In contrast, dreams skip most of these steps. Learn directly from raw data without the need for human-designed shortcuts or annotated training sets. Predicts masked peaks in the spectrum and estimates when a particular chemical will appear during chromatography. Through this process, we construct a 1,024-dimensional mathematical representation of each spectrum that captures detailed information about the molecular structure.
Chemical Universe Growth Map
One of the most memorable results of this project is Atlas’ dream. This large, interconnected network links mass spectra of over 200 million. Each spectrum is like a vast web page.
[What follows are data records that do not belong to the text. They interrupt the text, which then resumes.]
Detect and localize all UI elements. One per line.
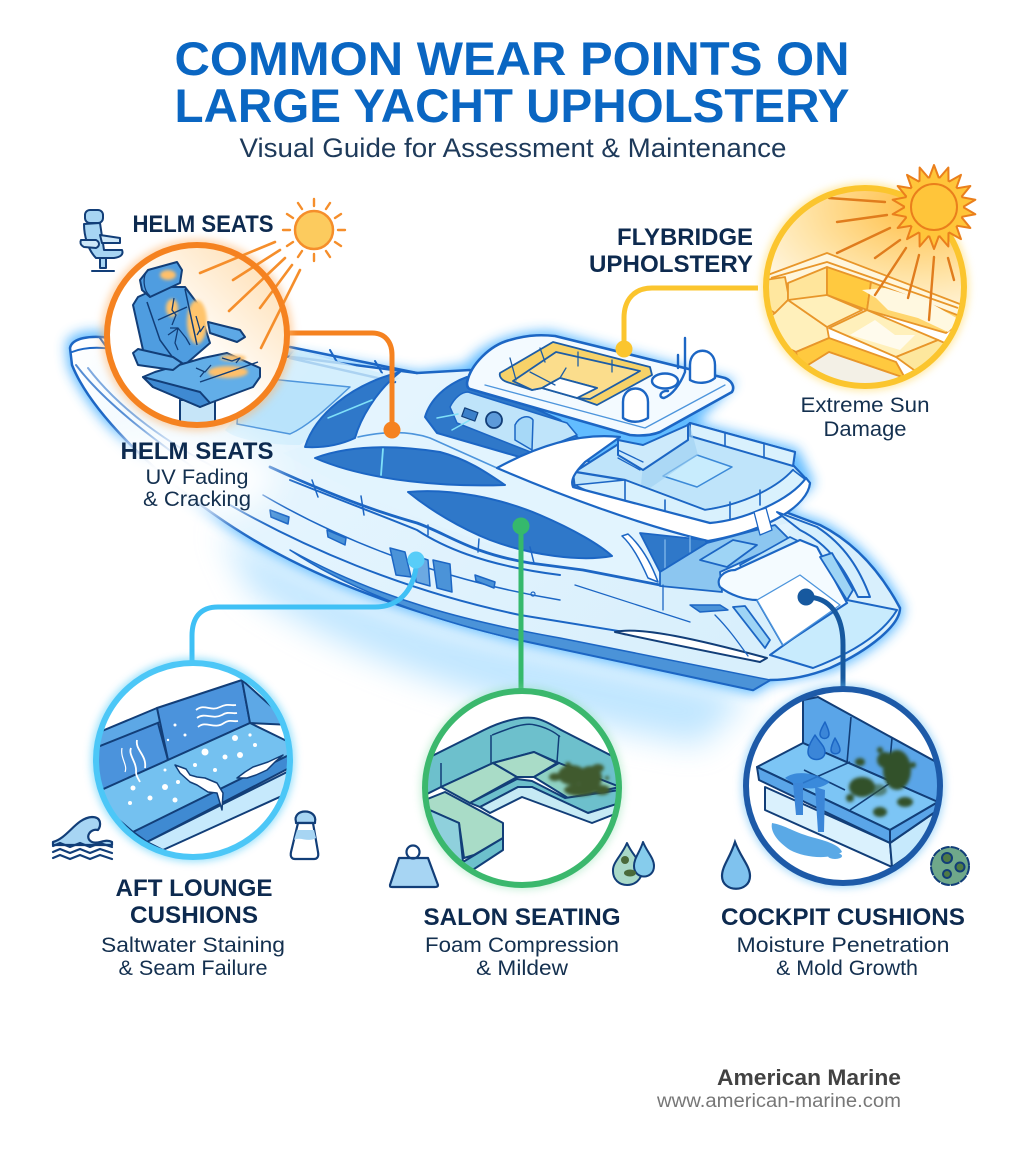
aft upper deck [573,423,810,540]
label: cockpit cushions: Moisture Penetration [736,934,950,957]
label: helm seats: & Cracking [143,488,251,511]
hull haze [220,525,750,745]
stern steps [733,553,853,648]
brand footer [656,1065,901,1112]
foredeck side [225,350,400,445]
tear [175,765,223,810]
connector: helm seats [288,333,392,430]
helm chair [133,262,260,430]
side deck arc [777,512,870,597]
icon: mold [931,847,969,885]
label: cockpit cushions: COCKPIT CUSHIONS [721,904,965,931]
label: salon seating: & Mildew [476,957,569,980]
yacht glow [70,335,900,690]
label: helm seats: UV Fading [146,466,248,489]
windshield sweep [305,372,400,447]
icon: mildew drops [613,842,654,885]
label: flybridge upholstery: FLYBRIDGE [617,224,753,251]
title [174,32,850,132]
connector: aft lounge [192,568,416,664]
sun rays in circle [200,242,300,348]
title: COMMON WEAR POINTS ON [174,32,850,85]
salt specks [128,724,257,805]
heading: helm seats top: HELM SEATS [132,211,274,238]
panel: flybridge upholstery [761,165,976,395]
house top line [358,433,497,468]
label: salon seating: SALON SEATING [424,904,620,931]
window two [408,491,612,558]
bow rails [72,338,417,480]
label: aft lounge cushions: AFT LOUNGE [116,875,272,902]
radar domes [623,338,715,422]
hull portholes and vents [270,510,495,592]
panel: salon seating [420,686,624,890]
connector: flybridge [624,288,758,348]
keel band [290,550,770,690]
label: flybridge upholstery [589,224,753,278]
label: salon seating [424,904,620,980]
label: aft lounge cushions: Saltwater Staining [101,934,285,957]
bow fade [75,436,275,520]
connector: cockpit [806,597,843,692]
label: aft lounge cushions [101,875,285,980]
flybridge helm [425,377,580,458]
sofa [769,252,960,383]
main deck house [283,375,800,590]
panel: cockpit cushions [741,684,945,888]
label: extreme sun damage: Extreme Sun [800,394,930,417]
deck overhang [497,436,810,541]
brand footer: American Marine [717,1065,901,1090]
side rail lines [230,467,735,650]
icon: sun [283,199,345,261]
foredeck pad [237,376,350,434]
connector dots [384,340,814,606]
icon: salt shaker [291,812,318,859]
label: helm seats: HELM SEATS [120,438,274,465]
connector: salon [518,525,524,692]
label: extreme sun damage [800,394,930,441]
icon: weight [390,846,438,887]
brand footer: www.american-marine.com [656,1091,901,1112]
label: aft lounge cushions: CUSHIONS [130,902,258,929]
label: flybridge upholstery: UPHOLSTERY [589,251,753,278]
hull body [70,337,900,690]
flybridge roof [467,335,733,436]
icon: helm chair [80,210,123,271]
label: helm seats [120,438,274,511]
icon: water drop [722,842,750,889]
title: LARGE YACHT UPHOLSTERY [174,79,850,132]
label: extreme sun damage: Damage [824,418,906,441]
flybridge seating [500,342,652,405]
stern transom [719,540,847,645]
stern quarter [575,585,767,662]
label: cockpit cushions: & Mold Growth [776,957,918,980]
yacht illustration [70,335,900,745]
label: aft lounge cushions: & Seam Failure [118,957,268,980]
aft cockpit [622,508,800,592]
swim platform [770,600,897,668]
label: salon seating: Foam Compression [425,934,619,957]
icon: star sun [892,165,976,249]
window one [315,447,505,485]
icon: wave [53,817,112,859]
panel: helm seats [101,239,300,431]
label: cockpit cushions [721,904,965,980]
subtitle: Visual Guide for Assessment & Maintenance [240,133,786,163]
panel: aft lounge cushions [90,658,295,862]
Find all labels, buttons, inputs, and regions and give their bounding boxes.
Similar to the way websites are connected via hyperlinks, the spectra in dreams are connected based on chemical similarity.
Dr. Plascal explains that the network helps scientists explore links they have never noticed before. For example, dreams have found an incredible connection between pesticides, food and human skin. It even led researchers to wonder whether certain pesticides could cause autoimmune conditions like psoriasis. These types of insights have been nearly impossible to find before.
The model is not just theoretical. It already supports real-world tasks. You can guess which chemical elements are present in the molecule, the number of fragments it has, and even if it contains a particular atom, such as fluorine. This last task was particularly surprising.
“Fluorine is present in about a third of all drugs and pesticides, but previously we were unable to reliably detect it in the mass spectrum,” says Roman Bushuyev. After training dreams on millions of spectra and fine-tuned them with thousands of fluorine-containing samples, the model learned to correctly identify fluorine.
The foundation of future discoveries
Dreams represent a turning point in the use of machine learning for chemistry. Instead of relying on small datasets and slowly rule-based tools, researchers have a foundational model that can adapt to many different tasks. It works across a variety of data and experimental conditions, allowing it to be flexible enough for use in areas such as drug development, environmental science, and even searching for life across the globe.
What makes your dreams particularly exciting is the possibility of going even further. Researchers are currently working on the next step. It is to teach models to predict the perfect molecular structure. If successful, it can speed up discovery of new chemicals and allow scientists to navigate the unknown parts of the chemical world much more accurately.
This work also demonstrates the power of self-monitoring learning in science. By learning patterns from raw data without human labels, researchers can uncover hidden relationships and insights previously out of reach.
As Dr. Plascal points out, “The model was trained on tens of millions of spectra from diverse organisms and environments, including plants, microorganisms, food, tissues, and soil samples. This allows us to reveal hidden similarities between spectra at first glance.”
For scientists looking to better understand the components of life, dreams offer a new path forward. This is built on deep data and smarter machines, not speculation.